Um exemplo de investimento recente nessa área foi o contrato de 5 bilhões de dólares fechado pela China National Petroleum Corporation (CNPC) com o governo do Níger, país de 12,4 milhões de habitantes, localizado no centro-oeste da África. Assinado em maio, o acordo visa explorar reservas petrolíferas, estimadas em 324 milhões de barris. De acordo com o pacote acertado, a CNPC construirá uma refinaria e uma rede de 2 000 quilômetros de dutos para a exportação do produto. Em troca do investimento, o Níger vai dividir com os chineses os lucros da exploração de petróleo. Isso deve aumentar ainda mais a importância da África para o governo de Pequim na área de energia. No ano passado, Angola ultrapassou a Arábia Saudita como principal fornecedora de petróleo para a China, suprindo hoje mais de 30% das necessidades do país. O comércio bilateral entre África e China também aumentou dramaticamente nos últimos anos. De acordo com um estudo publicado em abril pelo serviço de pesquisa do Congresso americano, entre 2001 e 2006 as exportações africanas para a China cresceram mais de 485%. A título de comparação, o salto das vendas para os Estados Unidos durante o mesmo período foi de 178%.

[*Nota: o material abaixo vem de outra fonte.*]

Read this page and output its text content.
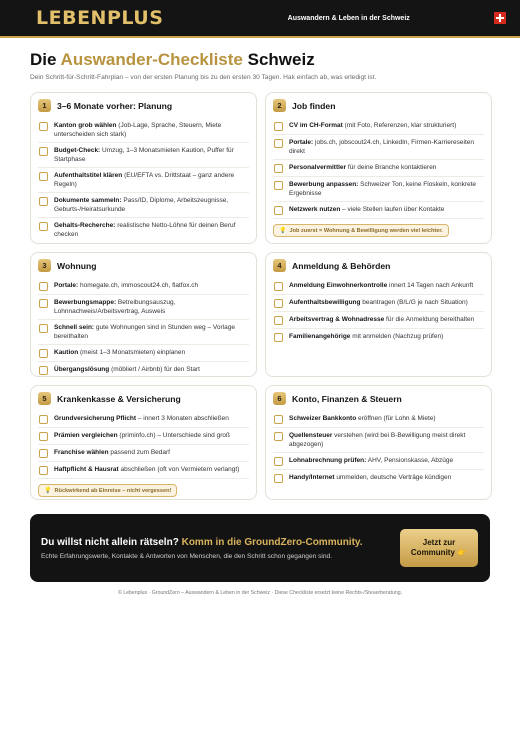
LEBENPLUS	Auswandern & Leben in der Schweiz
Die Auswander-Checkliste Schweiz
Dein Schritt-für-Schritt-Fahrplan – von der ersten Planung bis zu den ersten 30 Tagen. Hak einfach ab, was erledigt ist.
1	3–6 Monate vorher: Planung
Kanton grob wählen (Job-Lage, Sprache, Steuern, Miete unterscheiden sich stark)
Budget-Check: Umzug, 1–3 Monatsmieten Kaution, Puffer für Startphase
Aufenthaltstitel klären (EU/EFTA vs. Drittstaat – ganz andere Regeln)
Dokumente sammeln: Pass/ID, Diplome, Arbeitszeugnisse, Geburts-/Heiratsurkunde
Gehalts-Recherche: realistische Netto-Löhne für deinen Beruf checken
2	Job finden
CV im CH-Format (mit Foto, Referenzen, klar strukturiert)
Portale: jobs.ch, jobscout24.ch, LinkedIn, Firmen-Karriereseiten direkt
Personalvermittler für deine Branche kontaktieren
Bewerbung anpassen: Schweizer Ton, keine Floskeln, konkrete Ergebnisse
Netzwerk nutzen – viele Stellen laufen über Kontakte
💡 Job zuerst = Wohnung & Bewilligung werden viel leichter.
3	Wohnung
Portale: homegate.ch, immoscout24.ch, flatfox.ch
Bewerbungsmappe: Betreibungsauszug, Lohnnachweis/Arbeitsvertrag, Ausweis
Schnell sein: gute Wohnungen sind in Stunden weg – Vorlage bereithalten
Kaution (meist 1–3 Monatsmieten) einplanen
Übergangslösung (möbliert / Airbnb) für den Start
4	Anmeldung & Behörden
Anmeldung Einwohnerkontrolle innert 14 Tagen nach Ankunft
Aufenthaltsbewilligung beantragen (B/L/G je nach Situation)
Arbeitsvertrag & Wohnadresse für die Anmeldung bereithalten
Familienangehörige mit anmelden (Nachzug prüfen)
5	Krankenkasse & Versicherung
Grundversicherung Pflicht – innert 3 Monaten abschließen
Prämien vergleichen (priminfo.ch) – Unterschiede sind groß
Franchise wählen passend zum Bedarf
Haftpflicht & Hausrat abschließen (oft von Vermietern verlangt)
💡 Rückwirkend ab Einreise – nicht vergessen!
6	Konto, Finanzen & Steuern
Schweizer Bankkonto eröffnen (für Lohn & Miete)
Quellensteuer verstehen (wird bei B-Bewilligung meist direkt abgezogen)
Lohnabrechnung prüfen: AHV, Pensionskasse, Abzüge
Handy/Internet ummelden, deutsche Verträge kündigen
Du willst nicht allein rätseln? Komm in die GroundZero-Community.
Echte Erfahrungswerte, Kontakte & Antworten von Menschen, die den Schritt schon gegangen sind.
Jetzt zur
Community 👉
© Lebenplus · GroundZero – Auswandern & Leben in der Schweiz · Diese Checkliste ersetzt keine Rechts-/Steuerberatung.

O governo de Pequim tem impulsionado nos últimos anos a invasão do continente africano com uma série de medidas. Um dos principais fomentadores da onda é o banco Exim Bank chinês, espécie de BNDES local. Atualmente, o banco estatal financia mais de 300 projetos de empresas chinesas em território africano, com juros baixos e prazos de pagamento a perder de vista. Uma das áreas de especial interesse para a China é o agronegócio. Além de aproveitar o potencial da África para vários tipos de cultura, os chineses encaram a região como uma solução para o drama de seus milhões de agricultores - sem perspectivas de melhora de vida, muitos deles deixam a zona rural chinesa para viver nas metrópoles, agravando o problema de superpopulação nessas áreas. Nos últimos anos, a estratégia do governo comunista tem sido resolver a questão mandando parte dessas pessoas para a África, a reboque das empresas do agronegócio. O Estado oferece ajuda a companhias nacionais para investimentos na África (via Exim Bank) e as auxilia na busca das melhores oportunidades. Com isso, milhares de chineses já trabalham em fazendas em países como Quênia, Uganda, Gana e Senegal.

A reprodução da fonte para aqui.